Should we discuss defense reform while battling ISIS, Taliban and more?

That’s the question a friend asked me the other day. Here is my answer:

But of course. Who wouldn’t want to discuss defense reform while a small bunch of fanatics tie Uncle Sam in knots?

We’ve been at war for 14 years — think of that — with nothing much to show for it. The major successes against al Qaeda and its siblings have been in Spec Ops and law enforcement, and certainly not by our conventional military forces, with the exception of the Surge in Iraq in 2007. Meanwhile, the number of genuine plots to launch attacks in America that have been stopped by police work is unnerving.

Meanwhile, we have a very expensive military establishment that doesn’t seem very effective. Here I am using General McChrystal’s metric that a military is as effective as its ability to shut down its enemy.

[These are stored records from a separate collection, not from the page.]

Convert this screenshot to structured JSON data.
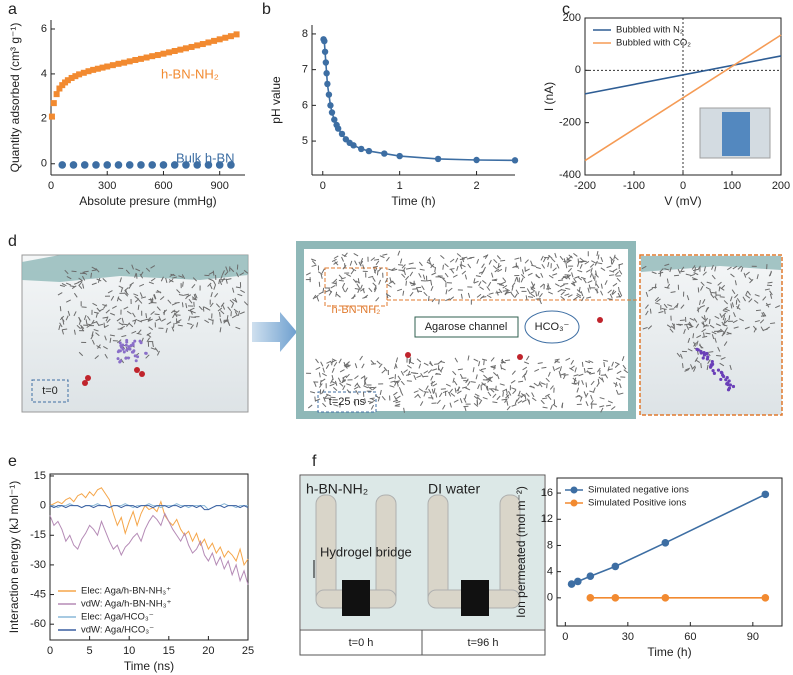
{
  "panel_labels": [
    "a",
    "b",
    "c",
    "d",
    "e",
    "f"
  ],
  "chart_data": [
    {
      "type": "scatter",
      "x_label": "Absolute presure (mmHg)",
      "y_label": "Quantity adsorbed (cm³ g⁻¹)",
      "xlim": [
        0,
        1035
      ],
      "ylim": [
        -0.5,
        6.4
      ],
      "xticks": [
        0,
        300,
        600,
        900
      ],
      "yticks": [
        0,
        2,
        4,
        6
      ],
      "legend": "inline",
      "series": [
        {
          "name": "h-BN-NH₂",
          "color": "#f28a30",
          "marker": "square",
          "line": false,
          "x": [
            5,
            15,
            30,
            45,
            60,
            75,
            90,
            110,
            130,
            150,
            175,
            200,
            225,
            250,
            275,
            300,
            330,
            360,
            390,
            420,
            450,
            480,
            510,
            540,
            570,
            600,
            630,
            660,
            690,
            720,
            750,
            780,
            810,
            840,
            870,
            900,
            930,
            960,
            990
          ],
          "values": [
            2.1,
            2.7,
            3.1,
            3.35,
            3.5,
            3.62,
            3.72,
            3.82,
            3.9,
            3.98,
            4.05,
            4.12,
            4.18,
            4.23,
            4.28,
            4.33,
            4.39,
            4.45,
            4.5,
            4.56,
            4.62,
            4.67,
            4.73,
            4.79,
            4.84,
            4.9,
            4.96,
            5.02,
            5.08,
            5.14,
            5.2,
            5.27,
            5.33,
            5.4,
            5.47,
            5.54,
            5.61,
            5.68,
            5.76
          ]
        },
        {
          "name": "Bulk h-BN",
          "color": "#3d6ea3",
          "marker": "circle",
          "line": false,
          "x": [
            60,
            120,
            180,
            240,
            300,
            360,
            420,
            480,
            540,
            600,
            660,
            720,
            780,
            840,
            900,
            960
          ],
          "values": [
            -0.05,
            -0.05,
            -0.05,
            -0.05,
            -0.05,
            -0.05,
            -0.05,
            -0.05,
            -0.05,
            -0.05,
            -0.05,
            -0.05,
            -0.05,
            -0.05,
            -0.05,
            -0.05
          ]
        }
      ]
    },
    {
      "type": "line",
      "x_label": "Time (h)",
      "y_label": "pH value",
      "xlim": [
        -0.14,
        2.5
      ],
      "ylim": [
        4.05,
        8.25
      ],
      "xticks": [
        0,
        1,
        2
      ],
      "yticks": [
        5,
        6,
        7,
        8
      ],
      "legend": "none",
      "series": [
        {
          "color": "#3d6ea3",
          "marker": "circle",
          "line": true,
          "x": [
            0.01,
            0.02,
            0.03,
            0.04,
            0.05,
            0.06,
            0.08,
            0.1,
            0.12,
            0.15,
            0.18,
            0.2,
            0.25,
            0.3,
            0.35,
            0.4,
            0.5,
            0.6,
            0.8,
            1.0,
            1.5,
            2.0,
            2.5
          ],
          "values": [
            7.85,
            7.8,
            7.5,
            7.2,
            6.9,
            6.6,
            6.3,
            6.0,
            5.8,
            5.6,
            5.45,
            5.35,
            5.2,
            5.05,
            4.95,
            4.88,
            4.78,
            4.72,
            4.65,
            4.58,
            4.5,
            4.47,
            4.46
          ]
        }
      ]
    },
    {
      "type": "line",
      "x_label": "V (mV)",
      "y_label": "I (nA)",
      "xlim": [
        -200,
        200
      ],
      "ylim": [
        -400,
        200
      ],
      "xticks": [
        -200,
        -100,
        0,
        100,
        200
      ],
      "yticks": [
        -400,
        -200,
        0,
        200
      ],
      "legend": "upper left",
      "zero_lines": true,
      "series": [
        {
          "name": "Bubbled with N₂",
          "color": "#2e5d94",
          "marker": "none",
          "line": true,
          "x": [
            -200,
            200
          ],
          "values": [
            -90,
            55
          ]
        },
        {
          "name": "Bubbled with CO₂",
          "color": "#f59b55",
          "marker": "none",
          "line": true,
          "x": [
            -200,
            200
          ],
          "values": [
            -345,
            135
          ]
        }
      ]
    },
    {
      "type": "line",
      "x_label": "Time (ns)",
      "y_label": "Interaction energy (kJ mol⁻¹)",
      "xlim": [
        0,
        25
      ],
      "ylim": [
        -68,
        16
      ],
      "xticks": [
        0,
        5,
        10,
        15,
        20,
        25
      ],
      "yticks": [
        15,
        0,
        -15,
        -30,
        -45,
        -60
      ],
      "legend": "lower left",
      "x": [
        0,
        0.5,
        1,
        1.5,
        2,
        2.5,
        3,
        3.5,
        4,
        4.5,
        5,
        5.5,
        6,
        6.5,
        7,
        7.5,
        8,
        8.5,
        9,
        9.5,
        10,
        10.5,
        11,
        11.5,
        12,
        12.5,
        13,
        13.5,
        14,
        14.5,
        15,
        15.5,
        16,
        16.5,
        17,
        17.5,
        18,
        18.5,
        19,
        19.5,
        20,
        20.5,
        21,
        21.5,
        22,
        22.5,
        23,
        23.5,
        24,
        24.5,
        25
      ],
      "series": [
        {
          "name": "Elec: Aga/h-BN-NH₃⁺",
          "color": "#f5a64a",
          "marker": "none",
          "line": true,
          "values": [
            0,
            1,
            2,
            1,
            3,
            4,
            2,
            5,
            6,
            4,
            7,
            5,
            8,
            9,
            6,
            3,
            -4,
            -10,
            -6,
            -14,
            -8,
            -3,
            -10,
            -4,
            0,
            -2,
            -1,
            -3,
            2,
            -5,
            -8,
            -10,
            -7,
            -12,
            -15,
            -13,
            -18,
            -14,
            -20,
            -17,
            -22,
            -19,
            -24,
            -21,
            -26,
            -23,
            -25,
            -28,
            -22,
            -30,
            -27
          ]
        },
        {
          "name": "vdW: Aga/h-BN-NH₃⁺",
          "color": "#b58bb6",
          "marker": "none",
          "line": true,
          "values": [
            -5,
            -10,
            -8,
            -12,
            -18,
            -15,
            -20,
            -22,
            -17,
            -14,
            -10,
            -12,
            -15,
            -8,
            -13,
            -18,
            -22,
            -20,
            -25,
            -21,
            -19,
            -16,
            -14,
            -18,
            -12,
            -8,
            -5,
            -7,
            -10,
            -4,
            -8,
            -12,
            -15,
            -18,
            -14,
            -20,
            -24,
            -22,
            -18,
            -25,
            -28,
            -24,
            -30,
            -26,
            -32,
            -28,
            -35,
            -30,
            -38,
            -33,
            -40
          ]
        },
        {
          "name": "Elec: Aga/HCO₃⁻",
          "color": "#8ab8d8",
          "marker": "none",
          "line": true,
          "values": [
            0,
            0,
            -1,
            0,
            0,
            1,
            0,
            0,
            -1,
            0,
            0,
            0,
            1,
            0,
            0,
            -1,
            0,
            0,
            0,
            1,
            0,
            -1,
            0,
            0,
            0,
            1,
            0,
            0,
            -1,
            0,
            0,
            0,
            1,
            0,
            0,
            -1,
            0,
            0,
            0,
            0,
            -2,
            -1,
            0,
            0,
            1,
            0,
            0,
            -1,
            0,
            0,
            0
          ]
        },
        {
          "name": "vdW: Aga/HCO₃⁻",
          "color": "#3a5fa0",
          "marker": "none",
          "line": true,
          "values": [
            0,
            -1,
            0,
            0,
            -1,
            0,
            0,
            0,
            -1,
            0,
            0,
            -1,
            0,
            0,
            0,
            -1,
            0,
            0,
            -1,
            0,
            0,
            0,
            -1,
            0,
            0,
            0,
            -1,
            0,
            0,
            0,
            -1,
            0,
            0,
            -1,
            0,
            0,
            0,
            -1,
            0,
            -2,
            -2,
            -1,
            0,
            0,
            -1,
            0,
            0,
            0,
            -1,
            0,
            -1
          ]
        }
      ]
    },
    {
      "type": "line",
      "x_label": "Time (h)",
      "y_label": "Ion permeated (mol m⁻²)",
      "xlim": [
        -4,
        104
      ],
      "ylim": [
        -4.3,
        18.3
      ],
      "xticks": [
        0,
        30,
        60,
        90
      ],
      "yticks": [
        0,
        4,
        8,
        12,
        16
      ],
      "legend": "upper left",
      "series": [
        {
          "name": "Simulated negative ions",
          "color": "#3d6ea3",
          "marker": "circle",
          "line": true,
          "x": [
            3,
            6,
            12,
            24,
            48,
            96
          ],
          "values": [
            2.1,
            2.5,
            3.3,
            4.8,
            8.4,
            15.8
          ]
        },
        {
          "name": "Simulated Positive ions",
          "color": "#f28a30",
          "marker": "circle",
          "line": true,
          "x": [
            12,
            24,
            48,
            96
          ],
          "values": [
            0,
            0,
            0,
            0
          ]
        }
      ]
    }
  ],
  "snapshots": {
    "initial_time": "t=0",
    "material": "h-BN-NH₂",
    "channel": "Agarose channel",
    "ion": "HCO₃⁻",
    "final_time": "t=25 ns"
  },
  "photo": {
    "left_sample": "h-BN-NH₂",
    "right_sample": "DI water",
    "bridge": "Hydrogel bridge",
    "times": [
      "t=0 h",
      "t=96 h"
    ]
  }
}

If the U.S. military were designed from scratch today, it would not look a lot like it is. West Point would have a central computer major, with minors in civil engineering, foreign languages and cultures, and so on. The Army would be as rigorous about intellectual abilities as it is about physical fitness, and graduating in the top 10 percent from CGSC would be a mark of distinction equal to finishing Ranger School.

More broadly, our entire military would be more flexible in personnel management. It also would seriously examine whether the aircraft carrier today is like the battleship of 1939, able to project great firepower but much more vulnerable than its supporters realize. Overall, it would examine whether the Industrial Era’s projection of mass has been replaced by an era of precision, and examine its force structure in that context. It still would have a chain of command, but the perspective would be very different. The job of the senior commander would not be to collect information and then make decisions, but to push out information and monitor decisions. Our force structure of today looks a lot like the American corporation of 1950, with a bloated middle management put there to oversee an ignorant work force fresh off the farm. This is no longer the case.

A 21st century U.S. military probably would drop efficiency as its core measure — that is an industrial era concept — and replaced it with adaptivity, which is the core metric of the information age. Adaptivity, by the way, is expressly inefficient. It also, I (and more importantly, McChrystal) think, the way to win nowadays. Over the last 14 years, we have been out-adapted consistently. Yet the military, rather than move into the Information Age, is busy trying to figure out how to make its machines work faster.

Speaking of which, it also would be brutally honest about its successes and failures of the last 14 years. It would examine how policies such as rotation undercut short-term successes. It would ask whether the FOB-centric model of warfare was the way to operate.

Fundamentally, it would seek to move into the Information Age. I do not see that happening, and it worries me.